### Introduction

We'll be using a **recurrent neural network** (RNN) as they are commonly used in analysing sequences. An RNN takes in sequence of words, $X=\{x_1, ..., x_T\}$, one at a time, and produces a _hidden state_, $h$, for each word. We use the RNN _recurrently_ by feeding in the current word $x_t$ as well as the hidden state from the previous word, $h_{t-1}$, to produce the next hidden state, $h_t$. 

$$h_t = \text{RNN}(x_t, h_{t-1})$$

Once we have our final hidden state, $h_T$, (from feeding in the last word in the sequence, $x_T$) we feed it through a linear layer, $f$, (also known as a fully connected layer), to receive our predicted sentiment, $\hat{y} = f(h_T)$.

**In this example we will be feeding hidden state from RNN into fully connected layer. We can also feed output from RNN into fully connected layer which will provide better accuracy. In general classification tasks we feed output and encoder-decoder tasks we use hidden state.**  

**The output is the concatenation of the hidden state from every time step, whereas hidden is simply the final hidden state**

In [228]:
import torch
from torchtext import data
from torchtext import datasets
import random
SEED = 1234

torch.manual_seed(SEED)
torch.backends.cudnn.deterministic = True


## Getting and transforming data

In [278]:
TEXT = data.Field(tokenize='spacy',batch_first=True)
LABEL = data.LabelField(dtype=torch.float)

LABEL is defined by a LabelField, a special subset of the Field class specifically used for handling labels.

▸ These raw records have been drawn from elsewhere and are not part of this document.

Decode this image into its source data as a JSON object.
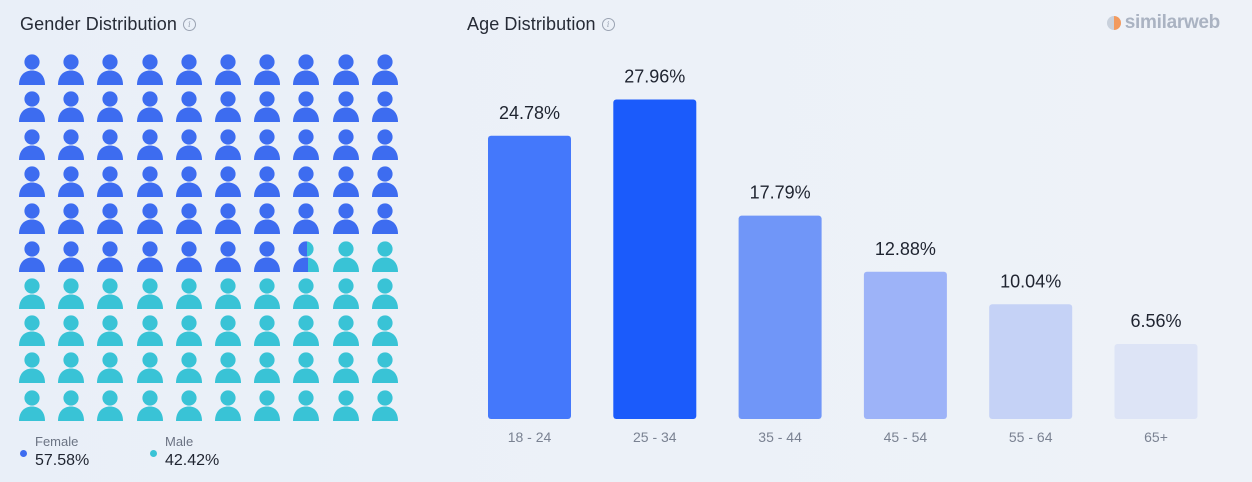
{
  "gender": {
    "title": "Gender Distribution",
    "info_icon": "info-icon",
    "person_icon": "person-icon",
    "female": {
      "label": "Female",
      "value": "57.58%",
      "percent": 57.58,
      "color": "#3d6cf0"
    },
    "male": {
      "label": "Male",
      "value": "42.42%",
      "percent": 42.42,
      "color": "#39c3d6"
    }
  },
  "age": {
    "title": "Age Distribution",
    "info_icon": "info-icon"
  },
  "brand": {
    "name": "similarweb",
    "icon": "similarweb-logo-icon"
  },
  "chart_data": [
    {
      "type": "waffle",
      "title": "Gender Distribution",
      "categories": [
        "Female",
        "Male"
      ],
      "values": [
        57.58,
        42.42
      ],
      "colors": [
        "#3d6cf0",
        "#39c3d6"
      ],
      "legend": "bottom-left"
    },
    {
      "type": "bar",
      "title": "Age Distribution",
      "categories": [
        "18 - 24",
        "25 - 34",
        "35 - 44",
        "45 - 54",
        "55 - 64",
        "65+"
      ],
      "values": [
        24.78,
        27.96,
        17.79,
        12.88,
        10.04,
        6.56
      ],
      "labels": [
        "24.78%",
        "27.96%",
        "17.79%",
        "12.88%",
        "10.04%",
        "6.56%"
      ],
      "colors": [
        "#4478fb",
        "#1b5bfb",
        "#7096f8",
        "#9db3f8",
        "#c5d2f6",
        "#dde4f6"
      ],
      "ylim": [
        0,
        28
      ],
      "grid": false
    }
  ]
}
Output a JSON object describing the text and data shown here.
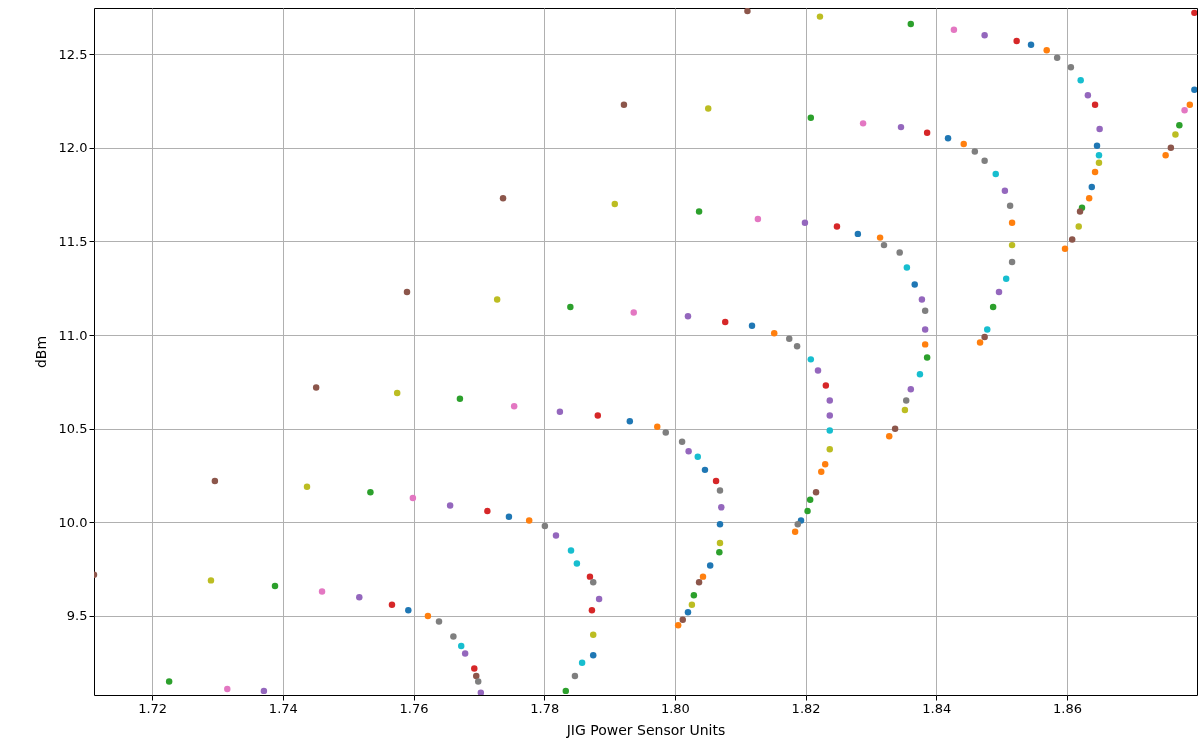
{
  "chart_data": {
    "type": "scatter",
    "xlabel": "JIG Power Sensor Units",
    "ylabel": "dBm",
    "marker": "circle",
    "grid": true,
    "xlim": [
      1.7111,
      1.8799
    ],
    "ylim": [
      9.078,
      12.746
    ],
    "xticks": [
      1.72,
      1.74,
      1.76,
      1.78,
      {
        "value": 1.8,
        "label": "1.80"
      },
      1.82,
      1.84,
      1.86
    ],
    "yticks": [
      9.5,
      {
        "value": 10,
        "label": "10.0"
      },
      10.5,
      {
        "value": 11,
        "label": "11.0"
      },
      11.5,
      {
        "value": 12,
        "label": "12.0"
      },
      12.5
    ],
    "x": [
      1.7111,
      1.729,
      1.7388,
      1.746,
      1.7517,
      1.7567,
      1.7592,
      1.7622,
      1.7639,
      1.7661,
      1.7673,
      1.7679,
      1.7693,
      1.7696,
      1.7699,
      1.7703,
      1.7226,
      1.7315,
      1.7371,
      1.7296,
      1.7437,
      1.7534,
      1.7599,
      1.7656,
      1.7713,
      1.7746,
      1.7777,
      1.7801,
      1.7818,
      1.7841,
      1.785,
      1.787,
      1.7875,
      1.7884,
      1.7873,
      1.7875,
      1.7875,
      1.7858,
      1.7847,
      1.7833,
      1.7451,
      1.7575,
      1.7671,
      1.7754,
      1.7824,
      1.7882,
      1.7931,
      1.7973,
      1.7986,
      1.8011,
      1.8021,
      1.8035,
      1.8046,
      1.8063,
      1.8069,
      1.8071,
      1.8069,
      1.8069,
      1.8068,
      1.8054,
      1.8043,
      1.8037,
      1.8029,
      1.8026,
      1.802,
      1.8012,
      1.8005,
      1.759,
      1.7728,
      1.784,
      1.7937,
      1.802,
      1.8077,
      1.8118,
      1.8152,
      1.8175,
      1.8187,
      1.8208,
      1.8219,
      1.8231,
      1.8237,
      1.8237,
      1.8237,
      1.8237,
      1.823,
      1.8224,
      1.8216,
      1.8207,
      1.8203,
      1.8193,
      1.8188,
      1.8184,
      1.7737,
      1.7908,
      1.8037,
      1.8127,
      1.8199,
      1.8248,
      1.828,
      1.8314,
      1.832,
      1.8344,
      1.8355,
      1.8367,
      1.8378,
      1.8383,
      1.8383,
      1.8383,
      1.8386,
      1.8375,
      1.8361,
      1.8354,
      1.8352,
      1.8337,
      1.8328,
      1.7922,
      1.8051,
      1.8208,
      1.8288,
      1.8346,
      1.8386,
      1.8418,
      1.8442,
      1.8459,
      1.8474,
      1.8491,
      1.8505,
      1.8513,
      1.8516,
      1.8516,
      1.8516,
      1.8507,
      1.8496,
      1.8487,
      1.8478,
      1.8474,
      1.8467,
      1.8111,
      1.8222,
      1.8361,
      1.8427,
      1.8474,
      1.8523,
      1.8545,
      1.8569,
      1.8585,
      1.8606,
      1.8621,
      1.8632,
      1.8643,
      1.865,
      1.8646,
      1.8649,
      1.8649,
      1.8643,
      1.8638,
      1.8634,
      1.8623,
      1.862,
      1.8618,
      1.8608,
      1.8597,
      1.8795,
      1.8795,
      1.8788,
      1.878,
      1.8772,
      1.8766,
      1.8759,
      1.8751
    ],
    "values": [
      9.72,
      9.69,
      9.66,
      9.63,
      9.6,
      9.56,
      9.53,
      9.5,
      9.47,
      9.39,
      9.34,
      9.3,
      9.22,
      9.18,
      9.15,
      9.09,
      9.15,
      9.11,
      9.1,
      10.22,
      10.19,
      10.16,
      10.13,
      10.09,
      10.06,
      10.03,
      10.01,
      9.98,
      9.93,
      9.85,
      9.78,
      9.71,
      9.68,
      9.59,
      9.53,
      9.4,
      9.29,
      9.25,
      9.18,
      9.1,
      10.72,
      10.69,
      10.66,
      10.62,
      10.59,
      10.57,
      10.54,
      10.51,
      10.48,
      10.43,
      10.38,
      10.35,
      10.28,
      10.22,
      10.17,
      10.08,
      9.99,
      9.89,
      9.84,
      9.77,
      9.71,
      9.68,
      9.61,
      9.56,
      9.52,
      9.48,
      9.45,
      11.23,
      11.19,
      11.15,
      11.12,
      11.1,
      11.07,
      11.05,
      11.01,
      10.98,
      10.94,
      10.87,
      10.81,
      10.73,
      10.65,
      10.57,
      10.49,
      10.39,
      10.31,
      10.27,
      10.16,
      10.12,
      10.06,
      10.01,
      9.99,
      9.95,
      11.73,
      11.7,
      11.66,
      11.62,
      11.6,
      11.58,
      11.54,
      11.52,
      11.48,
      11.44,
      11.36,
      11.27,
      11.19,
      11.13,
      11.03,
      10.95,
      10.88,
      10.79,
      10.71,
      10.65,
      10.6,
      10.5,
      10.46,
      12.23,
      12.21,
      12.16,
      12.13,
      12.11,
      12.08,
      12.05,
      12.02,
      11.98,
      11.93,
      11.86,
      11.77,
      11.69,
      11.6,
      11.48,
      11.39,
      11.3,
      11.23,
      11.15,
      11.03,
      10.99,
      10.96,
      12.73,
      12.7,
      12.66,
      12.63,
      12.6,
      12.57,
      12.55,
      12.52,
      12.48,
      12.43,
      12.36,
      12.28,
      12.23,
      12.1,
      12.01,
      11.96,
      11.92,
      11.87,
      11.79,
      11.73,
      11.68,
      11.66,
      11.58,
      11.51,
      11.46,
      12.72,
      12.31,
      12.23,
      12.2,
      12.12,
      12.07,
      12.0,
      11.96
    ],
    "colors": [
      "#8c564b",
      "#bcbd22",
      "#2ca02c",
      "#e377c2",
      "#9467bd",
      "#d62728",
      "#1f77b4",
      "#ff7f0e",
      "#7f7f7f",
      "#7f7f7f",
      "#17becf",
      "#9467bd",
      "#d62728",
      "#8c564b",
      "#7f7f7f",
      "#9467bd",
      "#2ca02c",
      "#e377c2",
      "#9467bd",
      "#8c564b",
      "#bcbd22",
      "#2ca02c",
      "#e377c2",
      "#9467bd",
      "#d62728",
      "#1f77b4",
      "#ff7f0e",
      "#7f7f7f",
      "#9467bd",
      "#17becf",
      "#17becf",
      "#d62728",
      "#7f7f7f",
      "#9467bd",
      "#d62728",
      "#bcbd22",
      "#1f77b4",
      "#17becf",
      "#7f7f7f",
      "#2ca02c",
      "#8c564b",
      "#bcbd22",
      "#2ca02c",
      "#e377c2",
      "#9467bd",
      "#d62728",
      "#1f77b4",
      "#ff7f0e",
      "#7f7f7f",
      "#7f7f7f",
      "#9467bd",
      "#17becf",
      "#1f77b4",
      "#d62728",
      "#7f7f7f",
      "#9467bd",
      "#1f77b4",
      "#bcbd22",
      "#2ca02c",
      "#1f77b4",
      "#ff7f0e",
      "#8c564b",
      "#2ca02c",
      "#bcbd22",
      "#1f77b4",
      "#8c564b",
      "#ff7f0e",
      "#8c564b",
      "#bcbd22",
      "#2ca02c",
      "#e377c2",
      "#9467bd",
      "#d62728",
      "#1f77b4",
      "#ff7f0e",
      "#7f7f7f",
      "#7f7f7f",
      "#17becf",
      "#9467bd",
      "#d62728",
      "#9467bd",
      "#9467bd",
      "#17becf",
      "#bcbd22",
      "#ff7f0e",
      "#ff7f0e",
      "#8c564b",
      "#2ca02c",
      "#2ca02c",
      "#1f77b4",
      "#7f7f7f",
      "#ff7f0e",
      "#8c564b",
      "#bcbd22",
      "#2ca02c",
      "#e377c2",
      "#9467bd",
      "#d62728",
      "#1f77b4",
      "#ff7f0e",
      "#7f7f7f",
      "#7f7f7f",
      "#17becf",
      "#1f77b4",
      "#9467bd",
      "#7f7f7f",
      "#9467bd",
      "#ff7f0e",
      "#2ca02c",
      "#17becf",
      "#9467bd",
      "#7f7f7f",
      "#bcbd22",
      "#8c564b",
      "#ff7f0e",
      "#8c564b",
      "#bcbd22",
      "#2ca02c",
      "#e377c2",
      "#9467bd",
      "#d62728",
      "#1f77b4",
      "#ff7f0e",
      "#7f7f7f",
      "#7f7f7f",
      "#17becf",
      "#9467bd",
      "#7f7f7f",
      "#ff7f0e",
      "#bcbd22",
      "#7f7f7f",
      "#17becf",
      "#9467bd",
      "#2ca02c",
      "#17becf",
      "#8c564b",
      "#ff7f0e",
      "#8c564b",
      "#bcbd22",
      "#2ca02c",
      "#e377c2",
      "#9467bd",
      "#d62728",
      "#1f77b4",
      "#ff7f0e",
      "#7f7f7f",
      "#7f7f7f",
      "#17becf",
      "#9467bd",
      "#d62728",
      "#9467bd",
      "#1f77b4",
      "#17becf",
      "#bcbd22",
      "#ff7f0e",
      "#1f77b4",
      "#ff7f0e",
      "#2ca02c",
      "#8c564b",
      "#bcbd22",
      "#8c564b",
      "#ff7f0e",
      "#d62728",
      "#1f77b4",
      "#ff7f0e",
      "#e377c2",
      "#2ca02c",
      "#bcbd22",
      "#8c564b",
      "#ff7f0e"
    ]
  }
}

TorchText sets tensors to be LongTensors by default, however our criterion expects both inputs to be FloatTensors. Setting the dtype to be torch.float, did this for us. The alternative method of doing this would be to do the conversion inside the train function by passing batch.label.float() instad of batch.label to the criterion.

In [279]:
train_data, test_data = datasets.IMDB.splits(TEXT, LABEL)

In [280]:
train_data, valid_data = train_data.split(random_state = random.seed(SEED), split_ratio=0.7)

In [281]:
print(f'Number of training examples: {len(train_data)}')
print(f'Number of validation examples: {len(valid_data)}')
print(f'Number of testing examples: {len(test_data)}')

Number of training examples: 17500
Number of validation examples: 7500
Number of testing examples: 25000


In [282]:
TEXT.build_vocab(train_data, max_size = 25000)
LABEL.build_vocab(train_data)

In [283]:
print(f"Unique tokens in TEXT vocabulary: {len(TEXT.vocab)}")
print(f"Unique tokens in LABEL vocabulary: {len(LABEL.vocab)}")

Unique tokens in TEXT vocabulary: 25002
Unique tokens in LABEL vocabulary: 2


In [284]:
LABEL.vocab.stoi

defaultdict(None, {'neg': 0, 'pos': 1})

In [285]:
number_of_vocabs = len(TEXT.vocab)
embedding_dim = 300

In [286]:
BATCH_SIZE = 64

device = torch.device('cuda' if torch.cuda.is_available() else 'cpu')

train_iterator, valid_iterator, test_iterator = data.BucketIterator.splits(
    (train_data, valid_data, test_data),
    batch_size=BATCH_SIZE,

    device=device)

In [287]:
trial_input = None
for batch in train_iterator:
    print("batch.text:")
    print(batch.text)
    print("batch.text.size:")
    print(batch.text.size())
    print("batch.label:")
    print(batch.label, len(batch.label))
    trial_input = batch.text
    break

batch.text:
tensor([[  261,    19,  4234,  ...,     1,     1,     1],
        [  314,    11,    19,  ...,     1,     1,     1],
        [  149, 10066,  4247,  ...,     1,     1,     1],
        ...,
        [  377,   170,    24,  ...,     1,     1,     1],
        [12801,   472, 16997,  ...,     1,     1,     1],
        [  377,    59,   303,  ...,     1,     1,     1]], device='cuda:0')
batch.text.size:
torch.Size([64, 932])
batch.label:
tensor([0., 1., 1., 1., 0., 0., 1., 0., 0., 1., 1., 1., 1., 1., 0., 1., 0., 0.,
        1., 1., 1., 1., 1., 1., 0., 0., 0., 1., 1., 0., 0., 1., 0., 0., 1., 1.,
        1., 0., 1., 0., 0., 0., 1., 0., 1., 0., 1., 1., 1., 0., 0., 0., 1., 0.,
        1., 0., 1., 1., 0., 1., 0., 1., 1., 0.], device='cuda:0') 64


## Creating our Model

### Feeding RNN's output or hidden state to fc layer?

RNN will return `(output,hidden)` from nn.RNN. Do we feed output or hidden into final linear layer? 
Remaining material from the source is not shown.